Banyak sahabat saya menanyakan kepada saya saat beralih profesi menjadi seorang trainer, saya banyak mempelajari soft skill untuk menyeimbangkan technical training yang saya berikan

Untuk menggerakan seseorang melakukan sebuah perbaikan, kita dapat membangun mentalnya untuk siap berubah. Terinspirasi tulisan Mark Graban di blognya yang berjudul More Trust, Less Fear, pakar Lean Wiljeana Glover mengemukakan tentang kebiasaan para praktisi dan pakar mengabaikan pentingnya arti soft skill dalam implementasi metode Lean di organisasi. Menurutnya, lebih mudah mendeskripsikan dan menonjolkan pentingnya kemampuan teknis dibandingkan soft skilluntuk kesuksesan implementasi Lean. Berikut beberapa alasannya:
Makna “Soft Skill” Masih Bias
Ketika mendengar kata “soft skill”, beberapa orang akan langsung terbayang mengenai sesuatu yang lunak, fleksibel, sulit diukur dan didefinisikan dengan pasti. Seperti ini:
SHIFT SSCX soft skill lean six sigma
Namun, menurut Glover, seharusnya inilah yang orang pikirkan ketika mendengar kata “soft skill” (fondasi yang kokoh untuk menopang bangunan di atasnya):
SHIFT SSCX soft skills lean six sigma foundation

Inilah dasar pemikiran Glover:
Soft skill” dapat dideskripsikan sebagai kemampuan sosial dan motivasional, perilaku dan kemampuan dari seseorang atau suatu kelompok untuk melaksanakan tugas. Kebiasaan yang berkembang di lingkungan profesional kita, menurut Glover, adalah menempatkan “soft skill” (seperti kepercayaan diri, integritas, keyakinan, empati, adaptabilitas, dan kemampuan kontrol diri) di tempat kedua setelah kemampuan teknis, alias kurang penting. Kenyataannya, para praktisi dan akademisi dari berbagai disiplin ilmu telah menemukan bahwa ternyata soft skillmemiliki dampak yang signifikan terhadap kinerja proses/pekerjaan apapun yang melibatkan manusia.
Contohnya, sistem sosioteknikal (STS) yang belakangan ini berkembang di organisasi menekankan pentingnya optimasi yang setara antara tugas atau lingkungan teknis dengan sistem sosial yang ada di organisasi. Sistem sosioteknikal sendiri dalam konteks pengembangan organisasi adalah pendekatan untuk perancangan kerja organisasional yang kompleks, yang membutuhkan interaksi antara manusia dengan teknologi di tempat kerja.

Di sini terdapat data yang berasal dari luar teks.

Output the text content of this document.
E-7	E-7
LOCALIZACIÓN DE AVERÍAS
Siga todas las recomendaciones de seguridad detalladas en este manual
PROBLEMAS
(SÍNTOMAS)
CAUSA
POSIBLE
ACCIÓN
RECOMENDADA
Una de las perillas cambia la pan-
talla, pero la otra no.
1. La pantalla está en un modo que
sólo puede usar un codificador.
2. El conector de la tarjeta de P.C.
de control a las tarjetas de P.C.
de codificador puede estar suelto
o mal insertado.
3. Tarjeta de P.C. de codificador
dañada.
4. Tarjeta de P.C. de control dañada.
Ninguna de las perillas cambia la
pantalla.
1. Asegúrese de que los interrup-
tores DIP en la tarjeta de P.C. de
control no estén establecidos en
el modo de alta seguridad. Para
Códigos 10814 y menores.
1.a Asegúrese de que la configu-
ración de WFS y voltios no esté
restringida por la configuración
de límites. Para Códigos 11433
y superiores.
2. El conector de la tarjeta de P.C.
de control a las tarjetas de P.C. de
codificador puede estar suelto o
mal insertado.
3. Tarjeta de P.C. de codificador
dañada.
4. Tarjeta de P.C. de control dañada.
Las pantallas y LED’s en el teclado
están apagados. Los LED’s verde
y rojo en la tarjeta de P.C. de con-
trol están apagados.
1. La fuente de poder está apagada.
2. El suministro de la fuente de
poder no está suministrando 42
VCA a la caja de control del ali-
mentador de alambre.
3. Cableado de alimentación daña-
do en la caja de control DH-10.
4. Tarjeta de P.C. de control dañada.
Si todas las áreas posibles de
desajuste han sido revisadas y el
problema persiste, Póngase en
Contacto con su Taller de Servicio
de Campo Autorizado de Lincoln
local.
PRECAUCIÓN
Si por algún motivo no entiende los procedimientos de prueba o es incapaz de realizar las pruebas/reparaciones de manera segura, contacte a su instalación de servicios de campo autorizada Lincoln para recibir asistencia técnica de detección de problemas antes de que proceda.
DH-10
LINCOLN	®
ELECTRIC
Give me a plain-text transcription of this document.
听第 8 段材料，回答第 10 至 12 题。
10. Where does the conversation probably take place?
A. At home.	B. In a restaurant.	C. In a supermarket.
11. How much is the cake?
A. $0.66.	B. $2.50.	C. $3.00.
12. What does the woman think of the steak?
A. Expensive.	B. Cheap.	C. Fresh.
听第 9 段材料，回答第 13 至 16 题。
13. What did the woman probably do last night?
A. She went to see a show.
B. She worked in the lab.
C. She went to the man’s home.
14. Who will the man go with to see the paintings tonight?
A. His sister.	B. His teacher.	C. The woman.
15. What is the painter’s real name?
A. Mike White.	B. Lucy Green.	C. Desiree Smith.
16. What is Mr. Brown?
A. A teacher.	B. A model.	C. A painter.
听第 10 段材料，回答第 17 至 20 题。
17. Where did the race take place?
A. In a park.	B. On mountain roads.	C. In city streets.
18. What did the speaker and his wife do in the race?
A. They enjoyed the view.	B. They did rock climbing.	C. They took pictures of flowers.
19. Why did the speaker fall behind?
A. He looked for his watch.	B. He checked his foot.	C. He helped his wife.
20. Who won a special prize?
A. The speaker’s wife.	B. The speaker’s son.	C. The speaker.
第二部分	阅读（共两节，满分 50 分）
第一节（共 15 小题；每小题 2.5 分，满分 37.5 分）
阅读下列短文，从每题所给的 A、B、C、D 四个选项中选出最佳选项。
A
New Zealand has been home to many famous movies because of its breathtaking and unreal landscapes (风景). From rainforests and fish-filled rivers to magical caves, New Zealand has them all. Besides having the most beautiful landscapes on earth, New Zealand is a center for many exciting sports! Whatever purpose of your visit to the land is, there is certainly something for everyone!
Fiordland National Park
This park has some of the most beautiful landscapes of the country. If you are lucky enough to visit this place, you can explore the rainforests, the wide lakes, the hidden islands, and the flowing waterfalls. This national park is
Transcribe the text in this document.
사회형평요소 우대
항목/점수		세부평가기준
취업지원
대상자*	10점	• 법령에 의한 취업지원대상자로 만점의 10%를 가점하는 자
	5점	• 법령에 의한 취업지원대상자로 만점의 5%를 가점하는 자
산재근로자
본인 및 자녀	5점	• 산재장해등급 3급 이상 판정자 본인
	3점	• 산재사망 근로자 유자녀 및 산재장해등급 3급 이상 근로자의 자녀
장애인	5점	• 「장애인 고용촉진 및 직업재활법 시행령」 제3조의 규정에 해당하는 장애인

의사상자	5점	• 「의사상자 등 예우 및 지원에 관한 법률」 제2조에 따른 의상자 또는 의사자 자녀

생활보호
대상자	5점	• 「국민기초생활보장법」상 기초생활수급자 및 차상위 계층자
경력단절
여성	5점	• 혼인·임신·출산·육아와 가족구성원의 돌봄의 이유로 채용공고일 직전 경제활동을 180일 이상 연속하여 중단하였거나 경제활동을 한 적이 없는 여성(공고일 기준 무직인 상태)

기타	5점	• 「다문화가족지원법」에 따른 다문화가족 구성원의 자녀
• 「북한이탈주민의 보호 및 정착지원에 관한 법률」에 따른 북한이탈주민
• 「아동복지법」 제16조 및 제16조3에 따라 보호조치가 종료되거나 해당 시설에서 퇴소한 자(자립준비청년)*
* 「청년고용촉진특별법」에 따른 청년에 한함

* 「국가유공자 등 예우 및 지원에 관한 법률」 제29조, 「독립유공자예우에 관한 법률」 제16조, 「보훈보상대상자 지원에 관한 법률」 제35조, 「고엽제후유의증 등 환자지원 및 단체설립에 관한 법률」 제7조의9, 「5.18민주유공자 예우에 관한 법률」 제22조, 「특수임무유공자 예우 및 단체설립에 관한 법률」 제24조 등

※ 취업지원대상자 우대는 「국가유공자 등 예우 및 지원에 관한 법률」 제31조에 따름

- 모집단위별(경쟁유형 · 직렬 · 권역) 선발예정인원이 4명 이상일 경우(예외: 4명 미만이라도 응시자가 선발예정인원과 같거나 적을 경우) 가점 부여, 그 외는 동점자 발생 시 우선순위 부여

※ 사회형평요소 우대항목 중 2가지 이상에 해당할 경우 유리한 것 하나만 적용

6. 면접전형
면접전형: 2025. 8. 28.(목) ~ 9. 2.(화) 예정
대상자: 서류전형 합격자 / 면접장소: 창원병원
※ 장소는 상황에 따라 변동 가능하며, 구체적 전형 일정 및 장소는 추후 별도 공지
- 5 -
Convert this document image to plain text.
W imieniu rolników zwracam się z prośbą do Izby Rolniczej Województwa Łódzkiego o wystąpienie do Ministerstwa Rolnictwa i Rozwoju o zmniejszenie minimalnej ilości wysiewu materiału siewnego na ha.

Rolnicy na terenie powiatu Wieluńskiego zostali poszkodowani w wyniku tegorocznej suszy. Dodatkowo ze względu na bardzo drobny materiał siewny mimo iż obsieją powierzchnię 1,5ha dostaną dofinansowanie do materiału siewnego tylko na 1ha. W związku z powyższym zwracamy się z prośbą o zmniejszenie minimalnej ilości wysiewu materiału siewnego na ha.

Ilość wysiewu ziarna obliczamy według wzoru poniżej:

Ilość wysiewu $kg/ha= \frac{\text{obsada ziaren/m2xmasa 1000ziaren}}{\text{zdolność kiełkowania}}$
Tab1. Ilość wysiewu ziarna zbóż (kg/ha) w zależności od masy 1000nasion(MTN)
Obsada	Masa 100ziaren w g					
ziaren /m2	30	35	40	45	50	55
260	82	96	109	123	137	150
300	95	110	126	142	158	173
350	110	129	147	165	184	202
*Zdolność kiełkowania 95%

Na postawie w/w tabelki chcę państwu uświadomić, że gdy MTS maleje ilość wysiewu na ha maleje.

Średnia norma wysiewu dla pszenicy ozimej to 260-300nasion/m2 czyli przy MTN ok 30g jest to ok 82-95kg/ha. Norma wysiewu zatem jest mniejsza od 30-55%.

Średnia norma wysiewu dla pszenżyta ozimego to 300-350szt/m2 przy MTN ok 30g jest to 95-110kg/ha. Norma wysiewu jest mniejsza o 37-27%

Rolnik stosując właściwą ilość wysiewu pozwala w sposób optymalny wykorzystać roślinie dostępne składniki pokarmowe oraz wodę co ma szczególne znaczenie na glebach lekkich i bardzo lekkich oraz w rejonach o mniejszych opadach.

Sayangnya, dampak “soft skill” atas kesuksesan inisiatif Lean belum sepenuhnya dipahami.
Menurut opini Glover, mayoritas orang sudah memahami pentingnya soft skill, bahkan mereka paham bahwa soft skill kadang lebih penting dari kemampuan teknis. Namun implementasi dari pemahaman inilah yang masih sulit. Pasalnya, soft skill adalah sesuatu yang sulit untuk ditumbuh-kembangkan, diukur, dan sebagainya. Akibatnya, kita sering lebih memilih untuk mengabaikannya.
Penyebab kedua istilah soft skill sering dianggap telalu abstrak. Untuk mengatasinya, Glover menyarankan untuk menetapkan istilah-istilah untuk mendefinisikan kemampuan-kemampuan tersebut dalam bahasa organisasi walaupun definisi yang umum (seperti kepercayaan diri, integritas, dan sebagainya) sebaiknya tetap dipakai.